Cauliflower Street Tacos with Cilantro Lime Slaw Cauliflower Street Tacos

  • 3 cups (450g) chopped cauliflower (approximately 1/2 head)
  • 1 jalapeno pepper, seeds removed and sliced
  • 1 cup vegetable broth
  • 1 Tbsp sriracha
  • 1 tsp minced garlic
  • 1 1/2 tsps chili powder
  • 1 tsp paprika
  • 1/4 tsp onion powder
  • 1/4 tsp cumin
  • 2 cups (180g) chopped cabbage
  • 1/4 cup (36g) chopped carrots
  • 2 Tbsp rice vinegar
  • 2 Tbsp lime juice
  • 1/4 cup chopped cilantro
  • 8 corn tortillas
  • 1 (120g) avocado, sliced

Chop the cauliflower into small pieces so that they fit inside the tacos.
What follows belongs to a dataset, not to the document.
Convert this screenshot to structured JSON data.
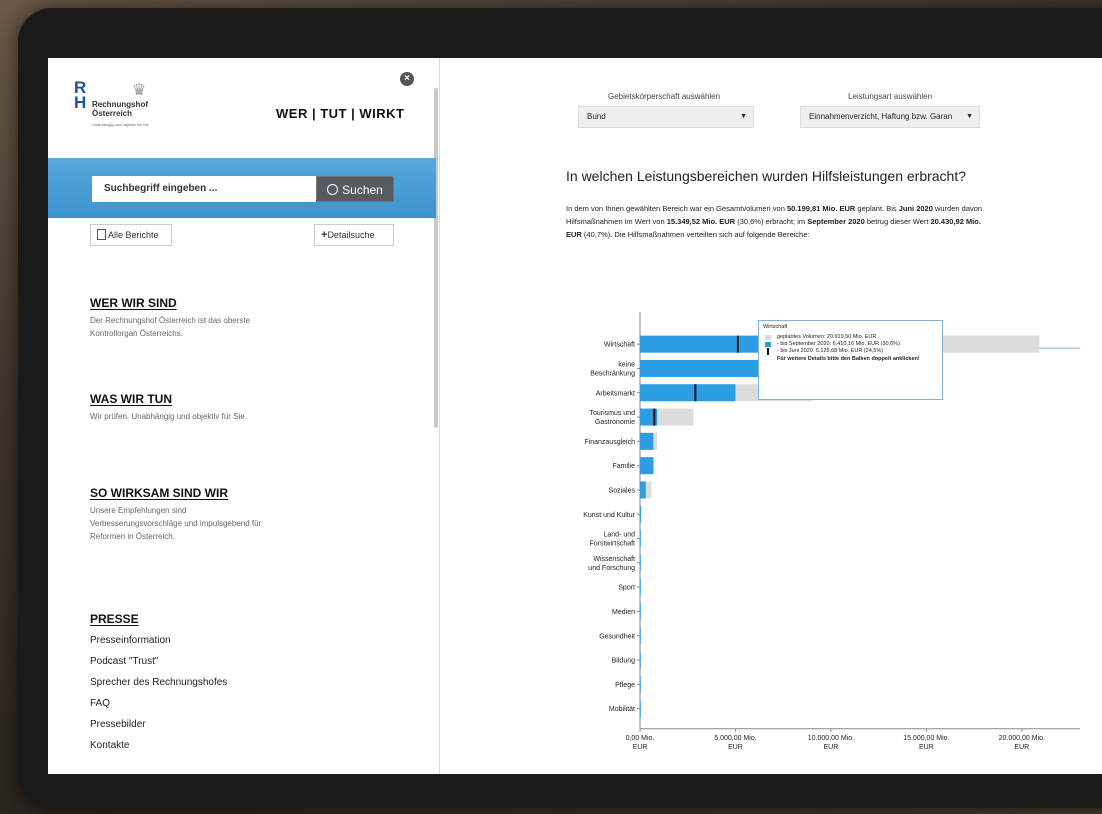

You don’t want big florets for this. Heat the broth, sriracha, and garlic in a pot over medium heat and bring to a boil. Add the cauliflower pieces and the jalapeno slices and stir to mix. Simmer for about 2 minutes to soften and flavor the veggies. You could also probably do this step in the microwave as an option.

Preheat your oven to 400 degrees. Drain the veggies and toss them in the spices to coat them well. Spread them on a cookie sheet or pan in a single layer and bake at 400 degrees for 20 minutes or so until they start to crisp. Stir about halfway through so they crisp evenly. Remove from oven.

While the veggies are baking, you can make the slaw. Chop the cabbage and carrots into small pieces (cole slaw sized, LOL). Toss them in a bowl with the vinegar, lime juice and cilantro. Once the veggies are done, remove them from the oven. Divide the veggies evenly in the tortillas, and top with the slaw. Garnish with sliced avocado and other taco toppings you enjoy like sliced lime, onions, salsa.

Makes 4 servings of 2 tacos each at approximately 207 calories – 5g protein, 31g carbs, 7g fat.

I made these tacos as part of a vegan experiment, and thought they were wonderful as is. For the meat lovers out there, simply slip in some grilled chicken or sliced steak and no one will notice you’ve got it under your mountain of cauliflower. I had my leftovers with 3 oz of grilled steak and it only added 139 calories, 19g of protein, and 7 grams of fat.

Not bad for a huge plate of street tacos with slaw and avocado. You can also make a great taco salad for lunch the next day too.